Крымцев лежал, странно раскинув руки. Одеяла валялись на полу.

— Так ты не съел сардельку?! — спросила Галя и замерла. Потом медленно подошла к кровати.

Спокойное лицо, синие губы, сжатые, словно в усмешке. Сердца не слышно. Галя всмотрелась еще раз: ей показалось, что в груди шевельнулся слабый вздох. Или это только показалось?


Шаги осени

В доме напротив на балконе сушили белье, а в открытой форточке сидел коричневый кот. Вернее, он был темно­рыжим, с зелеными, будто стекло бутылки, глазами и очень толстый. Свой хвост он свешивал вниз, а иногда скручивал у передних лап.
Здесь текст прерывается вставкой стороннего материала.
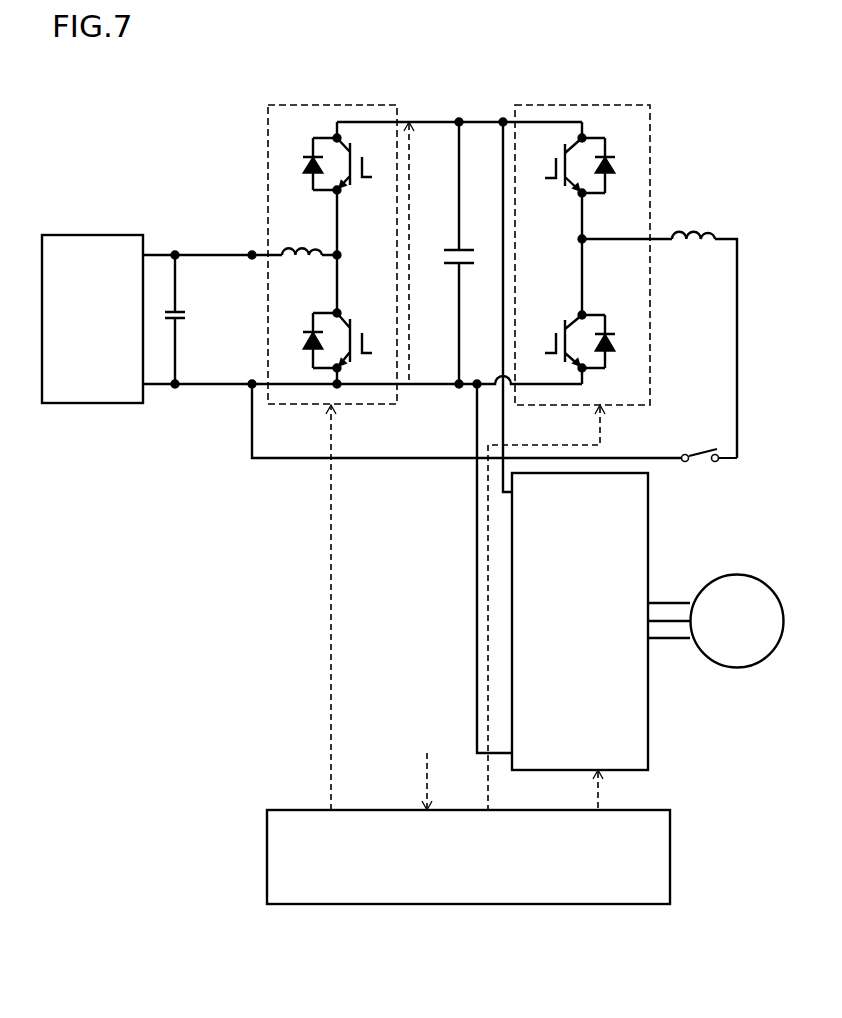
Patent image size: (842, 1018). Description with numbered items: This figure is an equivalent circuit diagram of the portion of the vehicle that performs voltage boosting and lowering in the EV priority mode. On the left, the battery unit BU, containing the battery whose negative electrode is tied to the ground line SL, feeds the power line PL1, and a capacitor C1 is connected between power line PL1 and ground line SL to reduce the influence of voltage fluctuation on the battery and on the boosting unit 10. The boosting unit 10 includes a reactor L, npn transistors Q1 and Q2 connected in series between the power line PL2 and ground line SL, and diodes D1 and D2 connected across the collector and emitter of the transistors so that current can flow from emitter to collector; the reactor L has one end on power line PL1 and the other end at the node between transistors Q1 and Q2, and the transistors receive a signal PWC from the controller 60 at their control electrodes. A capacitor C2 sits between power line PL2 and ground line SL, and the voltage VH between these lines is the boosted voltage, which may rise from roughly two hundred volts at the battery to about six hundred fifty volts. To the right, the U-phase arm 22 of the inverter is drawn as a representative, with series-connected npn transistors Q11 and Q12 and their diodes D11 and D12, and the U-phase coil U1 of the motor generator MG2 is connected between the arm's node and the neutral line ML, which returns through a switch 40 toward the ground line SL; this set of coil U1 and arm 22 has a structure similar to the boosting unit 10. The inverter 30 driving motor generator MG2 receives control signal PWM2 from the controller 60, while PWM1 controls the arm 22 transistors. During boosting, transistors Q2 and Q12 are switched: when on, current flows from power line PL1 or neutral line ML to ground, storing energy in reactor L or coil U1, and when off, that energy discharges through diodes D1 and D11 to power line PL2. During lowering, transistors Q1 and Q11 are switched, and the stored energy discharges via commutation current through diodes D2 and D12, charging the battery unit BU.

Дядя Миша, как приехал из деревни, в первую очередь на кота посмотрел, заметив: «Даже кот не такой. Городской, парниковый». Вскоре дядю Мишу положили в больницу, мама и бабушка ходили каждый день к нему, навещали, а мы дома оставались. Все о чем­то говорили и смотрели в окно. И тогда я увидела...

Из соседнего дома выносили гроб. Всего несколько человек следовало за ним.

Они были такие старые, что держались за палки, а перед тем как сделать новый шаг, долго проверяли, чуть дотрагиваясь кончиком сапога, прочность земли, словно боялись, что земля мягкая и может продавиться от неосторожного прикосновения. Потом я поняла — они шли так же легко и невесомо, как дышит в груди сердце, они шли, не оставляя на земле следов.

Ни одного следа, кроме едва заметного отпечатка деревянной палки!

Неожиданно одна из женщин, в длинном темном пальто, раскинула руки и, качнувшись, упала. Она осела на бок, подмяв под себя локоть. Вторая же рука продолжала тянуться за гробом и часто дрожала, словно лист на ветру. В нашей комнате в это утреннее время было темно и тихо. Мы с сестрой не включали свет, потому что хотели поиграть в «ночной бой», то есть собирались подраться в темноте подушками.

Сейчас моя сестра тоже стояла возле окна. Она была старше на три года.

— Хоронят, — сказала она. Потом помолчала и добавила: — Кто­то умер. Теперь все умирают, так положено. Их в землю закапывают.

— А почему? — спросила я.

Мне казалось, что земля внутри пустая. Когда я прикладывала ухо к траве, то ничего не слышала. Под землей было мирно и безжизненно.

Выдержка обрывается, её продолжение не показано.